I thought that it would be a good idea to publish a little post about my accomplishments in the last 4 years. I don't think of this as self-aggrandizement; rather it's more like self-stimulation of the mind. But anyway...read on if you care to, but if you think this is a load of tripe, then don't - I'd rather not receive nasty comments about my boastfulness.

1) 3.9 GPA

2) >240 step 1 and 2 scores

3) AOA inductee 2007 - 08

4) Award received for being in the top 4 of my class after freshman year (I believe I'm still in this range, though the school makes a large to-do about not ranking us)

5) Highest performance on shelf exam in pharmacology; shared in pathology and physiology

6) Matched at number one choice of residency at a program that historically has not been too keen on students from my school

7) Persevered in 3rd year despite the death of my sister and close cousin within 2 weeks of each other while finding out that my dad had cancer

8) Didn't get divorced

9) Out of the 4 in my gross anatomy group that began medical school, 2 of us matched into residencies, and 3 of us will graduate. I'm quite amazed at the attrition from this group.

10) Started med school wanting to be an Orthopod with a smidgeon of interest in anesthesia. Had varying interests in internal medicine, pediatrics, emergency medicine, and surgery during this time. Ultimately came to love Anesthesiology once I understood what the hell was involved (not well taught in pharm and hardly any exposure in clerkships until 4th year).

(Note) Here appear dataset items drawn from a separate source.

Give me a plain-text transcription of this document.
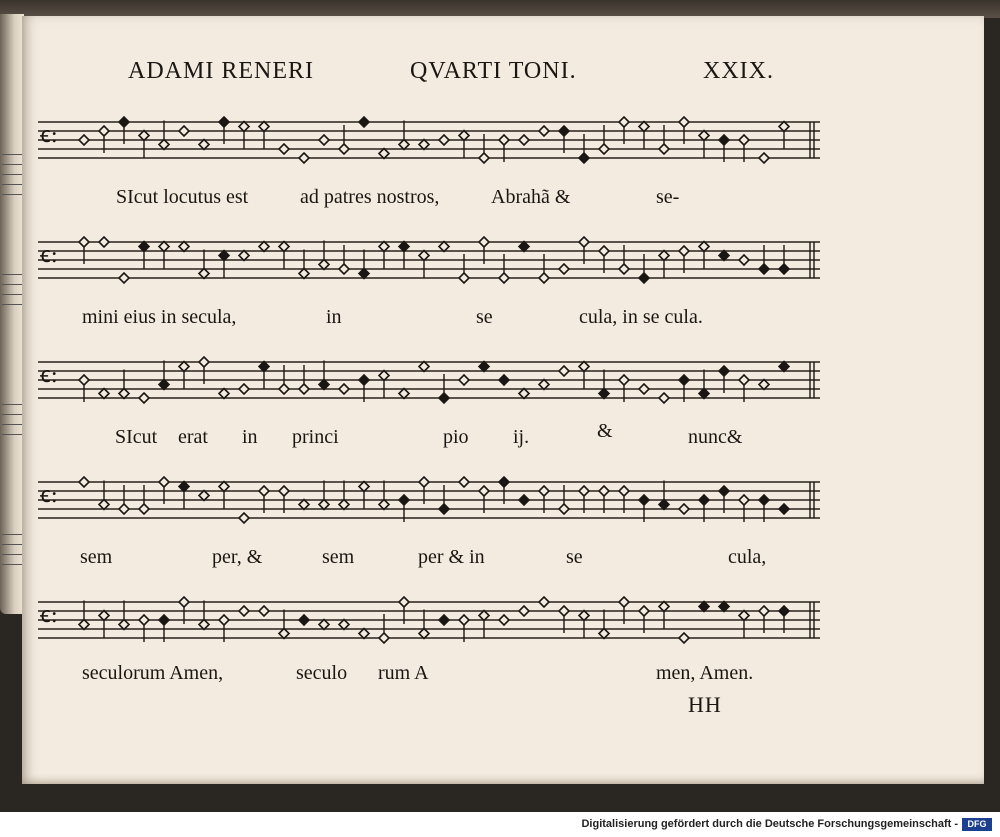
ADAMI RENERI	QVARTI TONI.	XXIX.
ꞓ:
SIcut locutus est	ad patres nostros,	Abrahã &	se-
ꞓ:
mini eius in secula,	in	se	cula, in se cula.
ꞓ:
SIcut erat in princi	pio ij.	&	nunc&
ꞓ:
sem	per, &	sem	per & in	se	cula,
ꞓ:
seculorum Amen,	seculo rum A	men, Amen.
HH
Digitalisierung gefördert durch die Deutsche Forschungsgemeinschaft -	DFG
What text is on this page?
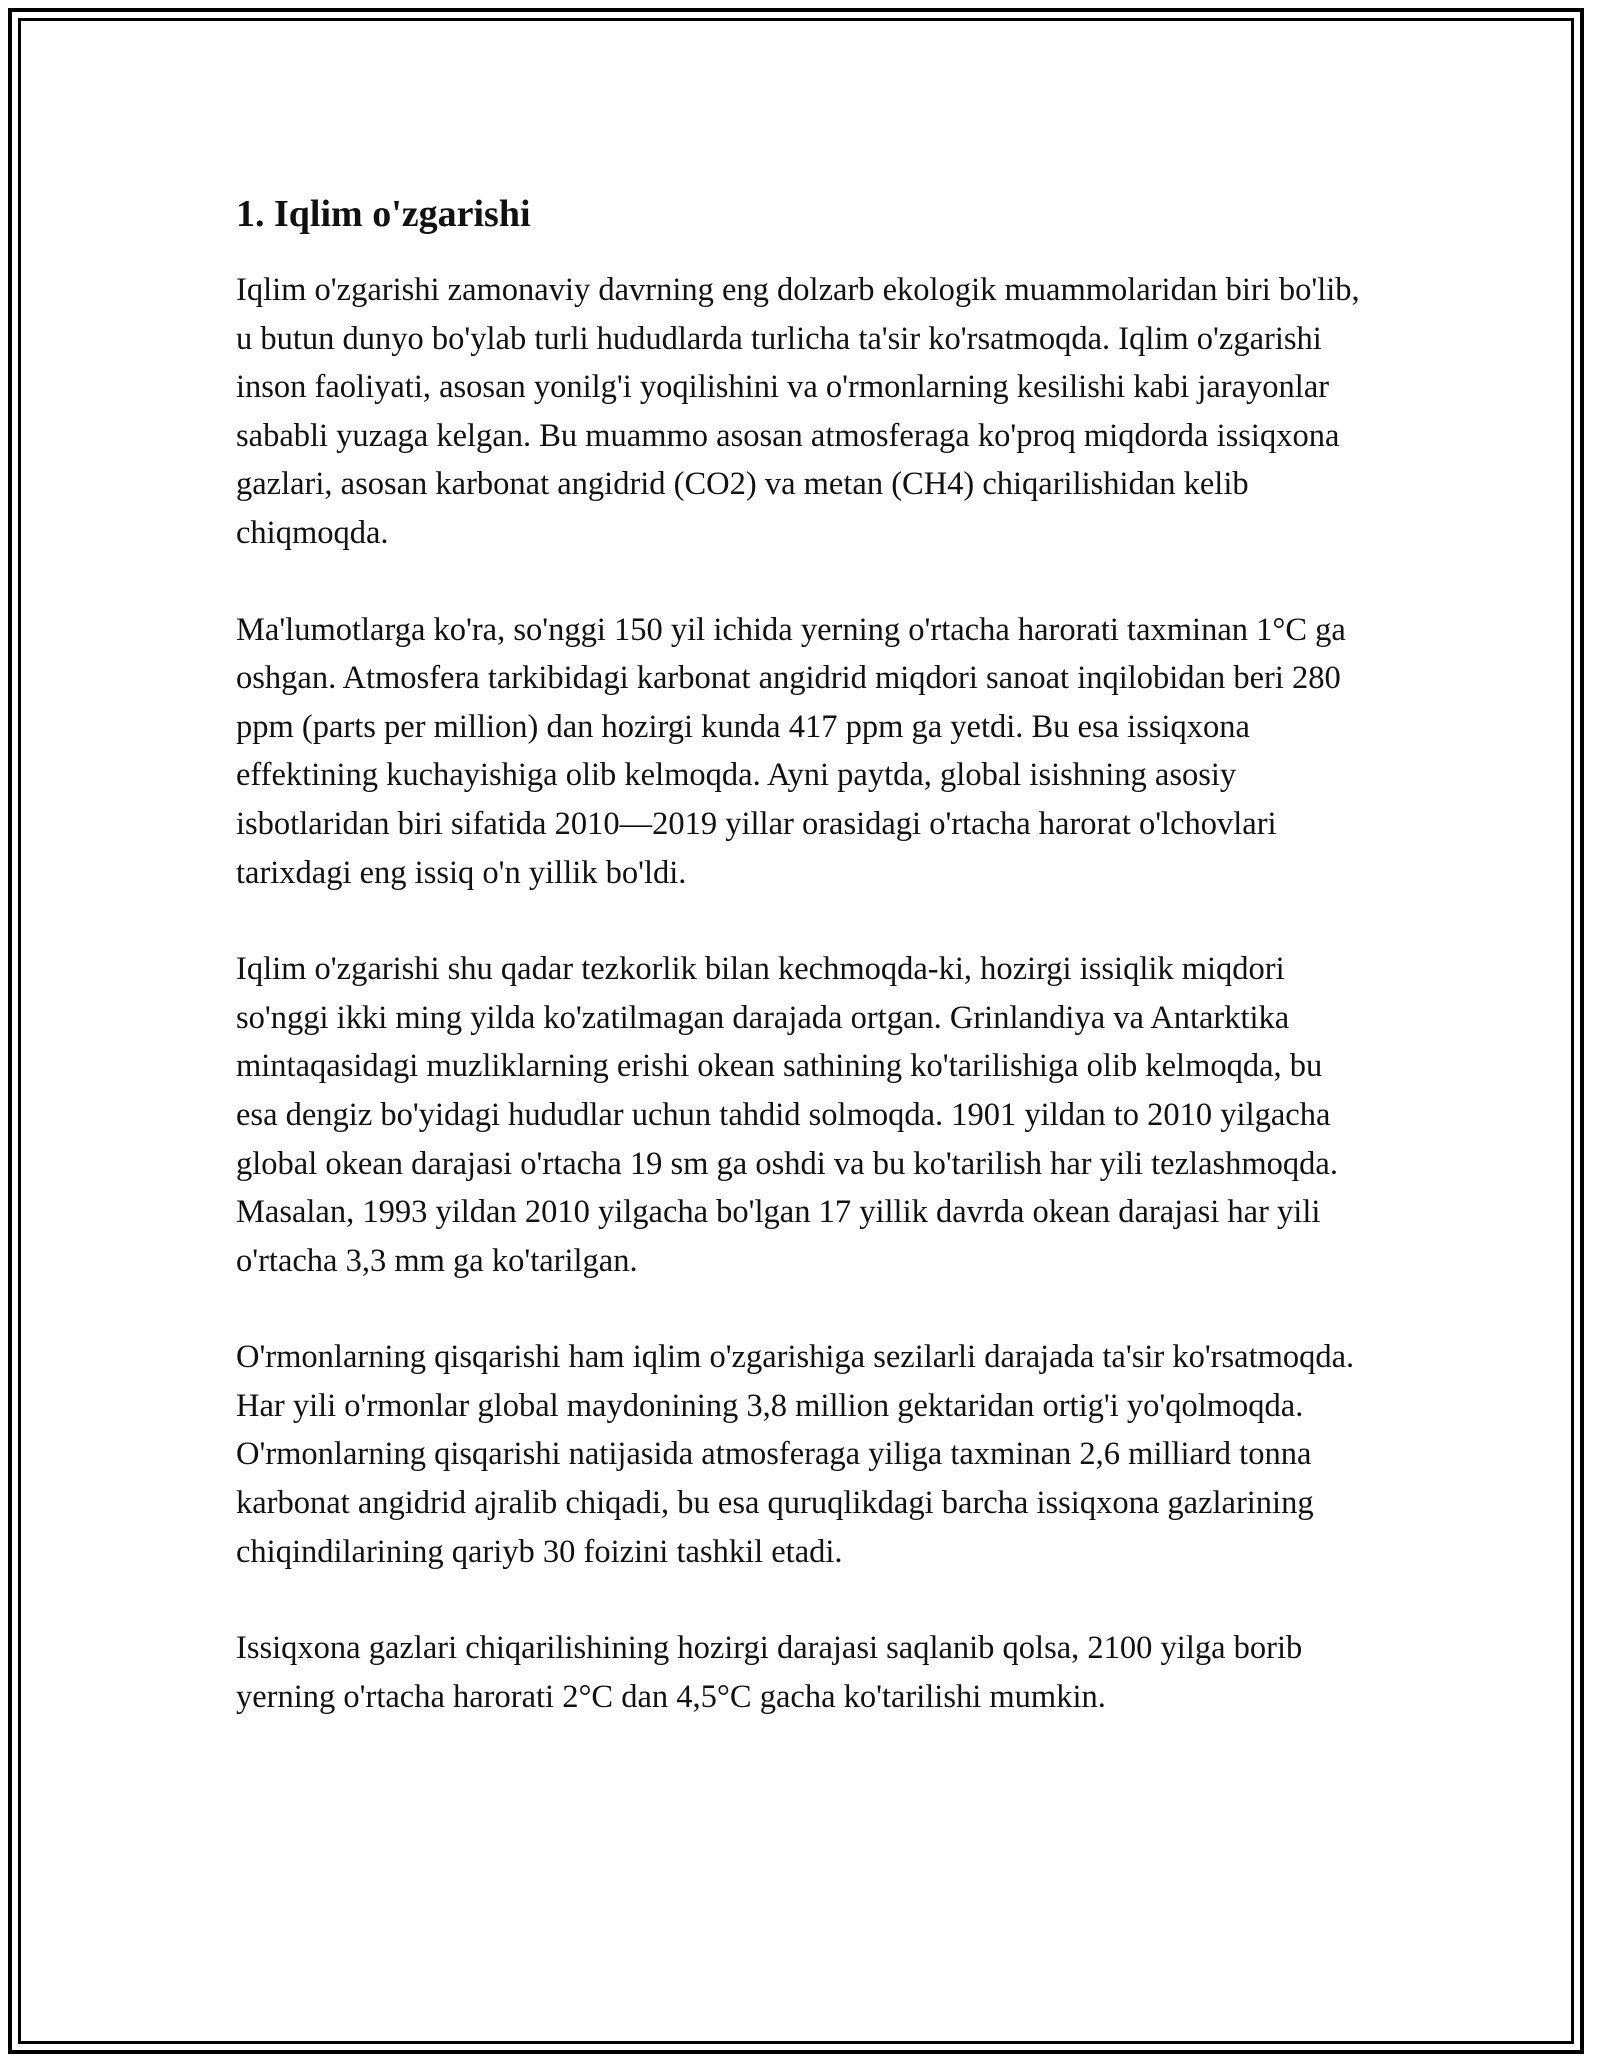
1. Iqlim o'zgarishi

Iqlim o'zgarishi zamonaviy davrning eng dolzarb ekologik muammolaridan biri bo'lib, u butun dunyo bo'ylab turli hududlarda turlicha ta'sir ko'rsatmoqda. Iqlim o'zgarishi inson faoliyati, asosan yonilg'i yoqilishini va o'rmonlarning kesilishi kabi jarayonlar sababli yuzaga kelgan. Bu muammo asosan atmosferaga ko'proq miqdorda issiqxona gazlari, asosan karbonat angidrid (CO2) va metan (CH4) chiqarilishidan kelib chiqmoqda.

Ma'lumotlarga ko'ra, so'nggi 150 yil ichida yerning o'rtacha harorati taxminan 1°C ga oshgan. Atmosfera tarkibidagi karbonat angidrid miqdori sanoat inqilobidan beri 280 ppm (parts per million) dan hozirgi kunda 417 ppm ga yetdi. Bu esa issiqxona effektining kuchayishiga olib kelmoqda. Ayni paytda, global isishning asosiy isbotlaridan biri sifatida 2010—2019 yillar orasidagi o'rtacha harorat o'lchovlari tarixdagi eng issiq o'n yillik bo'ldi.

Iqlim o'zgarishi shu qadar tezkorlik bilan kechmoqda-ki, hozirgi issiqlik miqdori so'nggi ikki ming yilda ko'zatilmagan darajada ortgan. Grinlandiya va Antarktika mintaqasidagi muzliklarning erishi okean sathining ko'tarilishiga olib kelmoqda, bu esa dengiz bo'yidagi hududlar uchun tahdid solmoqda. 1901 yildan to 2010 yilgacha global okean darajasi o'rtacha 19 sm ga oshdi va bu ko'tarilish har yili tezlashmoqda. Masalan, 1993 yildan 2010 yilgacha bo'lgan 17 yillik davrda okean darajasi har yili o'rtacha 3,3 mm ga ko'tarilgan.

O'rmonlarning qisqarishi ham iqlim o'zgarishiga sezilarli darajada ta'sir ko'rsatmoqda. Har yili o'rmonlar global maydonining 3,8 million gektaridan ortig'i yo'qolmoqda. O'rmonlarning qisqarishi natijasida atmosferaga yiliga taxminan 2,6 milliard tonna karbonat angidrid ajralib chiqadi, bu esa quruqlikdagi barcha issiqxona gazlarining chiqindilarining qariyb 30 foizini tashkil etadi.

Issiqxona gazlari chiqarilishining hozirgi darajasi saqlanib qolsa, 2100 yilga borib yerning o'rtacha harorati 2°C dan 4,5°C gacha ko'tarilishi mumkin.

11) No one died from my actions

12) Started at 205 pounds 7/2004. Gained 15 pounds over 3 years to an all-time high of 221 pounds. Lost 20 in 4th year to 201 - hoping to get to 190 before residency starts.

13) My pre-entrance physical demonstrated 20/20 vision. Beginning of 4th year my vision was 20/60, requiring me to get glasses.

14) Pre-entrance lab work: total cholesterol of 299 despite being on low fat diet. Total cholesterol checked in family med clinic 10/2008: 201. No drugs were ever used.